Many of us have similar DNA memories of some intergenerational trauma or of traumatic experiences we’ve had in our lifetime. When the trigger is pulled, so to speak, our minds and bodies can go into a form of shock, even when we are not specifically surprised. I was and am not surprised about what happened last week, but I do feel a sense of shock. Black and brown people live under this kind of threat daily and their fear is coming not only from generational memory, but from daily life on the streets of America.

Where’s Your Inner Mama?

What I notice then, is that first it’s important that I completely accept that I feel fear and shock. The loving mother inside me responds with compassion and an understanding of why I feel what I do in that moment. Next, it’s helpful for me to share these feelings with those who can understand and be with me while I process this experience. The beautiful thing is that when I go about this properly, the shamanic practitioner, the wisdom carrier inside me always eventually comes back online. Sometimes it takes a few hours, sometimes days, but I can trust that when I allow the feelings and express them, I will remember that higher Eagle view awareness and in the end, this will be how I live and how I will operate.

I am not an enlightened master who is never hijacked temporarily by my fears or my anger or sadness. I did get hijacked last week and I can still feel the effects of it. At the same time, my higher awareness, the part of me that follows an ancient wisdom path, reminds me that all is happening as it must as the world undergoes enormous and necessary changes. This part of me doesn’t say that everything will be fine or that there will no suffering or death either in my life or the lives of others on this planet.
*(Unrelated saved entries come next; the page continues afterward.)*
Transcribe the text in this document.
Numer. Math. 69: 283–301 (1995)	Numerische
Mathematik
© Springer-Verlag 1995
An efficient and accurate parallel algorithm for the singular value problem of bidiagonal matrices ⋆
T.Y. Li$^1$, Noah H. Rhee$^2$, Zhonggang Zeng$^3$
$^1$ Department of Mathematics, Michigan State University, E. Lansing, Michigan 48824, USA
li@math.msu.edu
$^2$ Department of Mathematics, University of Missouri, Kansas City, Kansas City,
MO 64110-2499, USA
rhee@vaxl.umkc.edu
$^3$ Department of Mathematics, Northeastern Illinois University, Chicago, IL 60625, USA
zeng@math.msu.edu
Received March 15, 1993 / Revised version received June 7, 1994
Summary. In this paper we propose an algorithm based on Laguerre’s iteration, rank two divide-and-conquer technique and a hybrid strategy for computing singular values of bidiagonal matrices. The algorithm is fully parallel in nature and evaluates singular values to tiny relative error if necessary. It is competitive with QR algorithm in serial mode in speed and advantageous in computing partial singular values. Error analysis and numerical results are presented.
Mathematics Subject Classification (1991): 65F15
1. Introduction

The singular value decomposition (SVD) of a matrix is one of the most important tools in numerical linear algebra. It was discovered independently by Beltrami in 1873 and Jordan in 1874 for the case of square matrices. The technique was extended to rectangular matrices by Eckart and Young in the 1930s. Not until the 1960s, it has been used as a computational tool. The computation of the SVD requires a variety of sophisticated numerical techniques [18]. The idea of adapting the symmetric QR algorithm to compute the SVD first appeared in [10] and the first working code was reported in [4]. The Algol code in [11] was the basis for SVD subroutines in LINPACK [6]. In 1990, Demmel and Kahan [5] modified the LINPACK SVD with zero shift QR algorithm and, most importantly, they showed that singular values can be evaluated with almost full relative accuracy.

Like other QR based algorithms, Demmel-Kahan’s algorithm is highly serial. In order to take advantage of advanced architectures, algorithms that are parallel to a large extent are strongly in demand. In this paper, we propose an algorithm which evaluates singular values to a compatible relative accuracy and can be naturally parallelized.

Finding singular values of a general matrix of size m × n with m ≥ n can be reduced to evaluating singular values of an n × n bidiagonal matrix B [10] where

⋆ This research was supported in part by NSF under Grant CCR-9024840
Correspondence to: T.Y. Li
I might not remain safe, you might not remain safe. It is not our task to hypnotize ourselves into believing that all will be just fine. That is called dissociation or denial and we see enough of that all around us as people turn away from the pain of those suffering and try to spin a story that protects them or lets them or others off the hook.

It is my conviction that it is our calling as human beings to witness and acknowledge the experience of fear or any other intense emotion without turning away in that moment of amygdala hijack. Can we stand by ourselves or others when overcome by intense emotions? Can we heal Manchuriska, the disease of fear, by looking ourselves and each other in the eye, and offering comfort and understanding? Fear only becomes a ‘disease’ when ignored and suppressed. Only by having the courage to stay in true contact can we know and take the next best steps towards wise choices, even if the world is going up in smoke.